3.      Latar belakang turunnya (sababun Nuzul)
Dan Ibnu Abbas ra dia berkata :
“penduduk yaman menunaikan haji tanpa membawa bekal dan mereka bilang “kami bertawakkal” kemudian dan mereka meminta-minta orang lain. Maka Allah sWT, menurunkan ayat : dan berbekallah kamu, sesungguhnya sebaik-baiknya bekal adalah taqwa…” (Al-Baqarah:197) (HR. Bukhari, Abu Dawud dan An Nasa’i. periksa zadul Masir, juz I,hal.212.)
4.       Ciri-ciri Muhsinin
Muhsinin, adalah orang-orang yang bertaqwa, yang senantiasa menginfaqkan hartanya di jalan Allah, baik dalam keadaan lapang maupun dalam keadaan sempit, bahkan menyisihkan khusus dari hartanya untuk orang yang meminta-minta dan tak berpunya.
Dapat menahan amarah serta senantiasa memaafkan kesalahan orang lain. Tetap dalam kesabaran di dalam menghadapi semua keadaan, baik dalam keadaan susah maupun dalam keadaan senang dan bersungguh-sungguh di dalam melaksanakan perintah Allah SWT.
Senantiasa menegakkan shalat, khususnya shalat malam, hingga mereka hanya tidur sedikit.

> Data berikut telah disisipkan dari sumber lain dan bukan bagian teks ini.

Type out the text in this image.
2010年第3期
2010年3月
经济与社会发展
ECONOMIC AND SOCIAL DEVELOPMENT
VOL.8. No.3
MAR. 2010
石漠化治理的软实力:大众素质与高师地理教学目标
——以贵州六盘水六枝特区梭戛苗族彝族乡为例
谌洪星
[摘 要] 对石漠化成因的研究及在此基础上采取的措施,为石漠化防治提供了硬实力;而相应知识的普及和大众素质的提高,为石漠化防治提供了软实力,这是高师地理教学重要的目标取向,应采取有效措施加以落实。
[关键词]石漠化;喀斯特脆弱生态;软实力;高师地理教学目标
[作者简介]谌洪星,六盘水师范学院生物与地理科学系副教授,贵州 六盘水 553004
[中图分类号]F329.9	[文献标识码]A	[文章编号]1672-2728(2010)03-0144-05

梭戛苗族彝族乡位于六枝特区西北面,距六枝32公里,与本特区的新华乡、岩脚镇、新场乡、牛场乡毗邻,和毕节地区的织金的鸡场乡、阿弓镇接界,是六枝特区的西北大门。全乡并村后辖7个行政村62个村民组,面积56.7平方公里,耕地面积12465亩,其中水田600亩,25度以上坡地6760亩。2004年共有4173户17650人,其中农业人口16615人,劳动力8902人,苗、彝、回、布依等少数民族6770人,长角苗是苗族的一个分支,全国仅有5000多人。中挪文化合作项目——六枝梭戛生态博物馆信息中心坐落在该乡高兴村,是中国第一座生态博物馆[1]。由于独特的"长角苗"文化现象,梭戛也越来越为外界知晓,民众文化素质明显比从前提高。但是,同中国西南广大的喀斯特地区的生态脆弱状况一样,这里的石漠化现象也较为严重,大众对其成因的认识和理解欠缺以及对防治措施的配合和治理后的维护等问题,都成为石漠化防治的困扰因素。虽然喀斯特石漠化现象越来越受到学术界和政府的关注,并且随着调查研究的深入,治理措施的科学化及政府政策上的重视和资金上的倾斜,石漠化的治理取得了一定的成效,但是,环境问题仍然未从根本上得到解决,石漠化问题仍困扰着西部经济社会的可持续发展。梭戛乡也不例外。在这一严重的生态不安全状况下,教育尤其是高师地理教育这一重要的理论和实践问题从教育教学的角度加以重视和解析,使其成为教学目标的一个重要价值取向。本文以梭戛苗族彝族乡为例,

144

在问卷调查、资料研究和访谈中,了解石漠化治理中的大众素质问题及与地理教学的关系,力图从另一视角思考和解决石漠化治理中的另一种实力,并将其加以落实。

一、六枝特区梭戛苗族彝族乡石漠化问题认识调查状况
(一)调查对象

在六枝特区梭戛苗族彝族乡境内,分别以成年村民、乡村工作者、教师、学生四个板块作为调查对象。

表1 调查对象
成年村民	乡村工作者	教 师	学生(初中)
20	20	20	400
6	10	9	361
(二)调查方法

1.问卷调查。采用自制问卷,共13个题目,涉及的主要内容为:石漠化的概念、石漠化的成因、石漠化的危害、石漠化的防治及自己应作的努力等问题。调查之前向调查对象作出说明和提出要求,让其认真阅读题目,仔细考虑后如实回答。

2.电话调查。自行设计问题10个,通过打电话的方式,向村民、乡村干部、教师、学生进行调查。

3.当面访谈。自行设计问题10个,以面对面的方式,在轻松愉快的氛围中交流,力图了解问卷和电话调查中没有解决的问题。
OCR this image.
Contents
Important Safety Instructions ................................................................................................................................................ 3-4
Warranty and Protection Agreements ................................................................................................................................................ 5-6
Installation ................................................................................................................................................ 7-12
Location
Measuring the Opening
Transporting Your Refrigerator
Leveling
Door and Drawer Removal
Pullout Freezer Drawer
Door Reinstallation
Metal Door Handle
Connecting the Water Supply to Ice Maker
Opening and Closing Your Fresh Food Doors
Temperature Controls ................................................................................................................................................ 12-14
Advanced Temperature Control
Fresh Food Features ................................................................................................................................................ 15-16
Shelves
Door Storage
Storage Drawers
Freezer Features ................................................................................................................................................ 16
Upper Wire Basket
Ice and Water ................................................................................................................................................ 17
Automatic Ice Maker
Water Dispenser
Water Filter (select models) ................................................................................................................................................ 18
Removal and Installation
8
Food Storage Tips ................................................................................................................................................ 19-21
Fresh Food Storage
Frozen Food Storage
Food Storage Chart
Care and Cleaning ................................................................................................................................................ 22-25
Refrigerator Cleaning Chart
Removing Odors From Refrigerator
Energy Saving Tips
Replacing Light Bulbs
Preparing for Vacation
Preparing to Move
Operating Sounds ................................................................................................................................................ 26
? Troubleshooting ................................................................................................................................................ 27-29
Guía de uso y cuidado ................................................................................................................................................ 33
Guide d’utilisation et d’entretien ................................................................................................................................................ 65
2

Senantiasa ingat kepada Allah, khususnya bila tergelincir melakukan dosa, segera mereka meminta ampun kepada Allah dan berjanji tidak akan mengulanginya. Ayat-ayat al-Quran adalah pedoman dan penyejuk bagi mereka. Keyakinan yang kokoh tentang kehidupan akhirat.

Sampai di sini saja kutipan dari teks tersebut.